Storm damage in Falls Church, Virginia. (Alex Wong/Getty Images)
WASHINGTON (AP) - Utility crews are untangling downed power lines and tree limbs across the mid-Atlantic today.
They are working to get the electricity turned back on for millions of people facing a second day of 100-degree temperatures without modern conveniences like air conditioning and refrigeration.
Strong winds from Friday night storms toppled massive trees onto cars and blocked roads. Officials have been asking residents not to drive until they could clear debris from the streets.
Maryland Gov. Martin O'Malley says unlike a hurricane "that gives you three days of warning" and allows state officials to line up extra personnel so they can immediately start on cleanup, Friday's weather came up suddenly.
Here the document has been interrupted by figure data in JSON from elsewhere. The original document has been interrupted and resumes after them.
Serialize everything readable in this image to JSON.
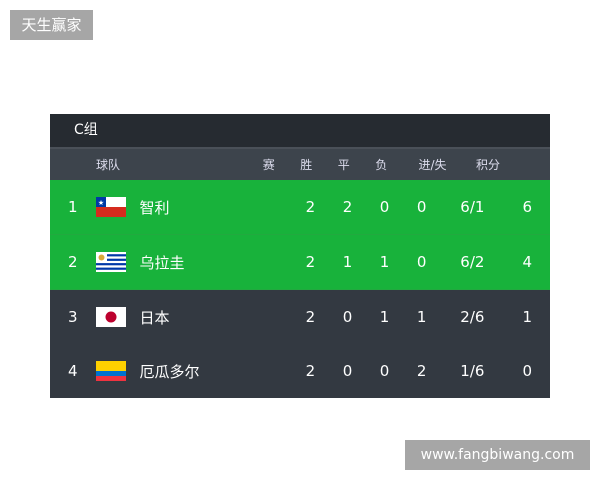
{
  "watermarks": {
    "top_left": "天生赢家",
    "bottom_right": "www.fangbiwang.com"
  },
  "group_title": "C组",
  "headers": {
    "team": "球队",
    "played": "赛",
    "won": "胜",
    "drawn": "平",
    "lost": "负",
    "goals": "进/失",
    "points": "积分"
  },
  "colors": {
    "qualified": "#18b23b",
    "default": "#333941"
  },
  "rows": [
    {
      "rank": "1",
      "flag": "chile-flag",
      "team": "智利",
      "played": "2",
      "won": "2",
      "drawn": "0",
      "lost": "0",
      "goals": "6/1",
      "points": "6",
      "qualified": true
    },
    {
      "rank": "2",
      "flag": "uruguay-flag",
      "team": "乌拉圭",
      "played": "2",
      "won": "1",
      "drawn": "1",
      "lost": "0",
      "goals": "6/2",
      "points": "4",
      "qualified": true
    },
    {
      "rank": "3",
      "flag": "japan-flag",
      "team": "日本",
      "played": "2",
      "won": "0",
      "drawn": "1",
      "lost": "1",
      "goals": "2/6",
      "points": "1",
      "qualified": false
    },
    {
      "rank": "4",
      "flag": "ecuador-flag",
      "team": "厄瓜多尔",
      "played": "2",
      "won": "0",
      "drawn": "0",
      "lost": "2",
      "goals": "1/6",
      "points": "0",
      "qualified": false
    }
  ]
}
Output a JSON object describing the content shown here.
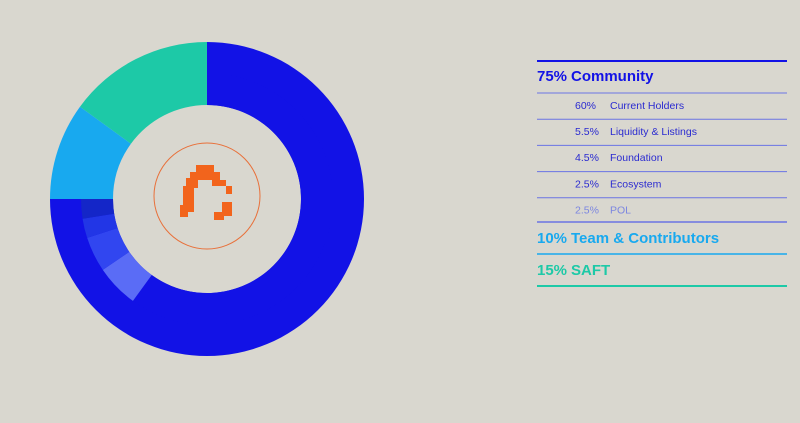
{
  "chart_data": {
    "type": "donut",
    "categories": [
      "Community",
      "Team & Contributors",
      "SAFT"
    ],
    "values": [
      75,
      10,
      15
    ],
    "value_labels": [
      "75%",
      "10%",
      "15%"
    ],
    "colors": [
      "#1212e6",
      "#18a9ef",
      "#1dc9a7"
    ],
    "subcategories": [
      "Current Holders",
      "Liquidity & Listings",
      "Foundation",
      "Ecosystem",
      "POL"
    ],
    "sub_values": [
      60,
      5.5,
      4.5,
      2.5,
      2.5
    ],
    "sub_value_labels": [
      "60%",
      "5.5%",
      "4.5%",
      "2.5%",
      "2.5%"
    ],
    "sub_colors": [
      "#1212e6",
      "#5a6cf6",
      "#3146f0",
      "#2236e6",
      "#1426c8"
    ]
  }
}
The storm is being described as a derecho - a straight-line wind storm that sweeps over a large area at high speed.
The bulk of the damage was in West Virginia, Washington, D.C., and the capital's Virginia and Maryland suburbs. At least 13 people were killed, including six in Virginia. Most of the deaths involved falling trees.
Meanwhile, malls, movie theaters and other public places with power have been packed with people trying to escape the heat.
One woman taking refuge at a Maryland library expressed the concerns of many, saying if the power doesn't come back on tonight, she'll have to throw out everything in her refrigerator.